Discussion in 'General Electronics Chat' started by dmanoukis, Jul 10, 2014.

  1. dmanoukis

    Thread Starter New Member

    May 29, 2009
    Hi all,

    I have read more info than I care to admit on constant loads - and am just as lost as I was at the start. my question is:

    I need to create a 400V DC or less constant current load capable of loads up to 2A. Is there a MOSFET that anyone can recommend and are there any reference designs I could use to help plan this out and allow me to rate the components properly.

    Thanks for any suggestions,
  2. MikeML

    AAC Fanatic!

    Oct 2, 2009
    How do you propose to get rid of 800W of heating?
  3. dmanoukis

    Thread Starter New Member

    May 29, 2009
    Thanks for the quick reply :)

    I was thinking / testing using ceramic based resistors in a TO-220 style package attached to a copper water cooled heat sink.... overkill or do you think it would be sufficient?
  4. crutschow


    Mar 14, 2008
    I think Mike was referring to the maximum heat dissipated in the constant-current control element.

    What are the power resistors for? :confused:
  5. dmanoukis

    Thread Starter New Member

    May 29, 2009
    sorry. I misunderstood the question. would still planning on using the water cooled heat sink with FET's in parallel connected to a Arduino driven PWM output.... But to be honest I am fishing here. I am not sure if this is realistic or the best way to do this...
  6. Sensacell

    Well-Known Member

    Jun 19, 2012
    Seems reasonable, but I don't see where the PWM fits in? Why not just go linear, the whole point is to waste power, a simple brute-force linear design is all you need.

    If you need digital control, add a DAC to command the current level.
    (or you could just filter a PWM signal to get a DC command voltage... )

    The starting point should be a specification for the range of voltages and current levels you see this device handling, as well as accuracy and load step response time. If the I/V range is narrow, it will simplify the design a bit: you can have fixed resistors dissipating most of the power, rather than big expensive FETs.
  7. THE_RB

    AAC Fanatic!

    Feb 11, 2008
    800v 5A and 7A N-channel FETs (TO-220 pack) are very common and cheap now and are used in SMPS's everywhere.

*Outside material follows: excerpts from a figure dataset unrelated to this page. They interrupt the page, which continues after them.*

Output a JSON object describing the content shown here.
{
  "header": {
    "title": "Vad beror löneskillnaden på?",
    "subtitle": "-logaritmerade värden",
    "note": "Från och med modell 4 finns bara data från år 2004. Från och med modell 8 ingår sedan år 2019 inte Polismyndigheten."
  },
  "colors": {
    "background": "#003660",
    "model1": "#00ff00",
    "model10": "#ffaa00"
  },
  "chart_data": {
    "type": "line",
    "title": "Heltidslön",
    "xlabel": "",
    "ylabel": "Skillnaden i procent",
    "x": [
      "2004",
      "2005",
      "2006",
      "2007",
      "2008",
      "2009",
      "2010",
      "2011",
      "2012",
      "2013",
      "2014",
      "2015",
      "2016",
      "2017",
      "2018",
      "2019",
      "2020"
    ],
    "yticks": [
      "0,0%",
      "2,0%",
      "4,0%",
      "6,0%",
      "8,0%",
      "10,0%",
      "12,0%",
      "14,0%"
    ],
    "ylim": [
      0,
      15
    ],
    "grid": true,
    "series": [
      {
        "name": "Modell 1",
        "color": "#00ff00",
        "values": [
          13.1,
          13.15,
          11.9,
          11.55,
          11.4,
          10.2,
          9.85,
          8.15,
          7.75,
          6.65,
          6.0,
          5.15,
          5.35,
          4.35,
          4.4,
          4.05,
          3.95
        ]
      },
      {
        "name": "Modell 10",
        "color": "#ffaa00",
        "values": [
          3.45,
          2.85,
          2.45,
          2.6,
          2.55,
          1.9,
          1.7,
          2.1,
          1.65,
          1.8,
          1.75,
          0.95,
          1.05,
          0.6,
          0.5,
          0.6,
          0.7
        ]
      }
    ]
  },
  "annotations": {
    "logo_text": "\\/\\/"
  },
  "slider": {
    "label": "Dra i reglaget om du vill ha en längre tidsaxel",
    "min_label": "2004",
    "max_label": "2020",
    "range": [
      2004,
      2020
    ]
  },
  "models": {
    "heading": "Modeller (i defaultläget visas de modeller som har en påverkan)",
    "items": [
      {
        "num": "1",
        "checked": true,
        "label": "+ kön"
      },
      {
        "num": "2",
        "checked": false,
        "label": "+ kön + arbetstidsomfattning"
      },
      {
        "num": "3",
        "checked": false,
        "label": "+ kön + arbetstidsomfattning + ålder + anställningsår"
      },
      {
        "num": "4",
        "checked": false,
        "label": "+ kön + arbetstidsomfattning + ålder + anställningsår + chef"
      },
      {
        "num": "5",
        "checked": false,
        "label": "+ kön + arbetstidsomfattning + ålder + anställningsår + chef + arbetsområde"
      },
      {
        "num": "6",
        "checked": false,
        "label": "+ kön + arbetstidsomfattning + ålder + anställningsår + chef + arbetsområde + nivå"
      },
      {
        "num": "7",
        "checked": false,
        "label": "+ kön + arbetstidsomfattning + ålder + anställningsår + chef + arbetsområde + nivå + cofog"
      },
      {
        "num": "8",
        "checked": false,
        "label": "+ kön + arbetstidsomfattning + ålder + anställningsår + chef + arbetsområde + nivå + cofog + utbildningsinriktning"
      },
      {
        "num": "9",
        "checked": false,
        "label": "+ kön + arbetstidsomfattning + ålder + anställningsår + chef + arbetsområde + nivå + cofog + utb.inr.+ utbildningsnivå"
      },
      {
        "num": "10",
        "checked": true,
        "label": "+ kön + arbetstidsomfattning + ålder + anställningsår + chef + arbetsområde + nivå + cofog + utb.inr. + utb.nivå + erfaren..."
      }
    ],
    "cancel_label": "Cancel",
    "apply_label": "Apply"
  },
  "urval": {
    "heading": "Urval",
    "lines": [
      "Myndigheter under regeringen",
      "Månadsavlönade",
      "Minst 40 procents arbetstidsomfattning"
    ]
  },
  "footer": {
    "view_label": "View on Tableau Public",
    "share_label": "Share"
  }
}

    Just check the suppliers for FETs that roughly match those specs and have good stock quantities and low prices. They will be the common ones the manufacturers are using.
  8. ronv

    AAC Fanatic!

    Nov 12, 2008
    Your problem is you need to dissipate 800 watts (400v @ 2 amps) someplace. It can be in resistors or FETs - probably about the same cost. Your in to a couple hundred dollars. Is this a price your interested in? I've helped people with a couple of these using copper pipe with water running thru it. Would that work for you?